De rechtbank heeft de vordering van gedaagde tot betaling van de resterende koopprijs toegewezen, maar de vorderingen van beide partijen tot betaling van de contractuele boete afgewezen. De rechtbank oordeelt dat eiser niet gerechtigd was om de betaling op te schorten, omdat niet is komen vast te staan dat gedaagde zijn verplichtingen uit de overeenkomst heeft geschonden. Eiser heeft niet de omzet van de praktijk afgedragen en heeft de resterende koopprijs niet betaald. De rechtbank heeft vastgesteld dat de resterende koopprijs € 35.000 bedraagt, en dat eiser wettelijke rente en buitengerechtelijke incassokosten aan gedaagde moet betalen. De rechtbank heeft ook geoordeeld dat de contractuele boete niet verschuldigd is, omdat eiser niet bewust heeft geprobeerd de overname te blokkeren.

In reconventie heeft de rechtbank de vordering van eiser tot betaling van de contractuele boete van gedaagde afgewezen, omdat gedaagde niet tekort is geschoten in zijn verplichtingen.

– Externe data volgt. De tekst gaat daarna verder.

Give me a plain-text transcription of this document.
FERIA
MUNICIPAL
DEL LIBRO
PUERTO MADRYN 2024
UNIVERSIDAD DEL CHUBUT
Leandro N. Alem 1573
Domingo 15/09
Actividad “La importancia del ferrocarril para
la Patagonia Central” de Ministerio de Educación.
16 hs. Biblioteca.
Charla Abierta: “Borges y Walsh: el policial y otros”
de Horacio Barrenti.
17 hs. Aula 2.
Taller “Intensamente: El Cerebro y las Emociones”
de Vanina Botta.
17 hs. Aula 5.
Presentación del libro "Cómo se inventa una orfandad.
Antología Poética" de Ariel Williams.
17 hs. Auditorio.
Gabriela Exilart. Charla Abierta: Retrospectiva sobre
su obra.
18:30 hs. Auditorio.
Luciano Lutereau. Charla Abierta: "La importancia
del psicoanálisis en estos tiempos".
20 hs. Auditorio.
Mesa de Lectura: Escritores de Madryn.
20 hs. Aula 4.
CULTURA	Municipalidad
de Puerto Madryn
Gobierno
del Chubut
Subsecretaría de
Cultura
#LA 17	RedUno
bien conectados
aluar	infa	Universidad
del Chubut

De rechtbank heeft de proceskosten aan eiser opgelegd, omdat hij grotendeels in het ongelijk is gesteld.

Uitspraak

RECHTBANK Amsterdam

Civiel recht
Zaaknummer: C/13/748300 / HA ZA 24-279
Vonnis van 9 oktober 2024
in de zaak van
[eiser],
te [woonplaats 1] ,
eisende partij in verzet en in reconventie,
hierna te noemen: [eiser] ,
niet langer door een advocaat vertegenwoordigd,
tegen
[gedaagde],
te [woonplaats 2] ,
gedaagde partij in verzet en in reconventie,
hierna te noemen: [gedaagde] ,
advocaat: mr. H. Scheper.

1.De zaak in het kort

1.1.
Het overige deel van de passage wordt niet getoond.